Quando recupera após a primeira decisão de deslocamento para o segundo poste, apesar da maior densidade de atletas estar entre o primeiro poste e o centro. A percepção (mais longa ou curta) que se tem do movimento da bola por vezes trai o guardião e a sua tomada de decisão.

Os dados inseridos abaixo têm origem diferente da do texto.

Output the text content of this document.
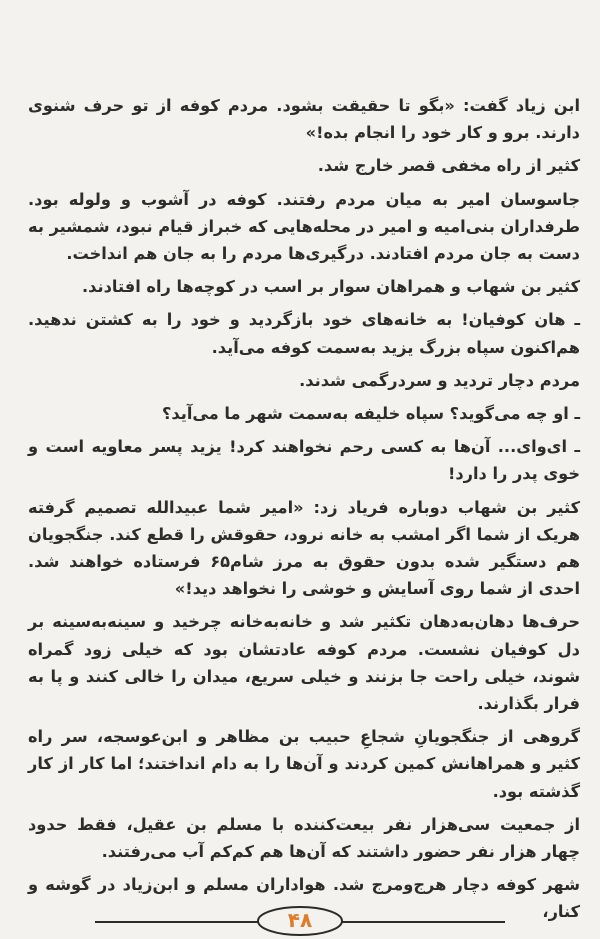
ابن زیاد گفت: «بگو تا حقیقت بشود. مردم کوفه از تو حرف شنوی دارند. برو و کار خود را انجام بده!»

کثیر از راه مخفی قصر خارج شد.

جاسوسان امیر به میان مردم رفتند. کوفه در آشوب و ولوله بود. طرفداران بنی‌امیه و امیر در محله‌هایی که خبراز قیام نبود، شمشیر به دست به جان مردم افتادند. درگیری‌ها مردم را به جان هم انداخت.

کثیر بن شهاب و همراهان سوار بر اسب در کوچه‌ها راه افتادند.

ـ هان کوفیان! به خانه‌های خود بازگردید و خود را به کشتن ندهید. هم‌اکنون سپاه بزرگ یزید به‌سمت کوفه می‌آید.

مردم دچار تردید و سردرگمی شدند.

ـ او چه می‌گوید؟ سپاه خلیفه به‌سمت شهر ما می‌آید؟

ـ ای‌وای... آن‌ها به کسی رحم نخواهند کرد! یزید پسر معاویه است و خوی پدر را دارد!

کثیر بن شهاب دوباره فریاد زد: «امیر شما عبیدالله تصمیم گرفته هریک از شما اگر امشب به خانه نرود، حقوقش را قطع کند. جنگجویان هم دستگیر شده بدون حقوق به مرز شام۶۵ فرستاده خواهند شد. احدی از شما روی آسایش و خوشی را نخواهد دید!»

حرف‌ها دهان‌به‌دهان تکثیر شد و خانه‌به‌خانه چرخید و سینه‌به‌سینه بر دل کوفیان نشست. مردم کوفه عادتشان بود که خیلی زود گمراه شوند، خیلی راحت جا بزنند و خیلی سریع، میدان را خالی کنند و پا به فرار بگذارند.

گروهی از جنگجویانِ شجاعِ حبیب بن مظاهر و ابن‌عوسجه، سر راه کثیر و همراهانش کمین کردند و آن‌ها را به دام انداختند؛ اما کار از کار گذشته بود.

از جمعیت سی‌هزار نفر بیعت‌کننده با مسلم بن عقیل، فقط حدود چهار هزار نفر حضور داشتند که آن‌ها هم کم‌کم آب می‌رفتند.

شهر کوفه دچار هرج‌ومرج شد. هواداران مسلم و ابن‌زیاد در گوشه و کنار،

۴۸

Ricardo (Chaves) teve esses momentos. Posicionado entre o centro e o 2o poste, decidiu ir  e voltar, em meros segundos. Mas o jogo é tão aleatório por vezes que aquele que não era um posicionamento (na teoria) correcto, deu a decisão do jogo mais recompensadora: a defesa para a vitória. Neste jogo foi o certo, mas a teoria a longo prazo costuma dar bons resultados. Aqui a fortuna esteve do lado do guardião e, diga-se, de forma merecida pelo que tem feito esta época. Mas não se tomem os factos (decidir aos 95 minutos com a defesa da vitória) como consumados sem análise. Neste jogo deu bem. Vejam o momento:

É importante salientar e referir as acções, mas também mostrar (além dos factos) a explicação do “porquê” determinada acção. Entender e adaptar ao lance em específico. É nisto que sai uma análise em que aqui, se nos cingirmos apenas ao resultado final das acções, não vamos concluir com muita precisão sobre a assertividade das mesmas além da conclusão da mesma. 

É futebol. Por vezes é aleatório com resultados díspares independentemente da boa, ou não, correcção das acções.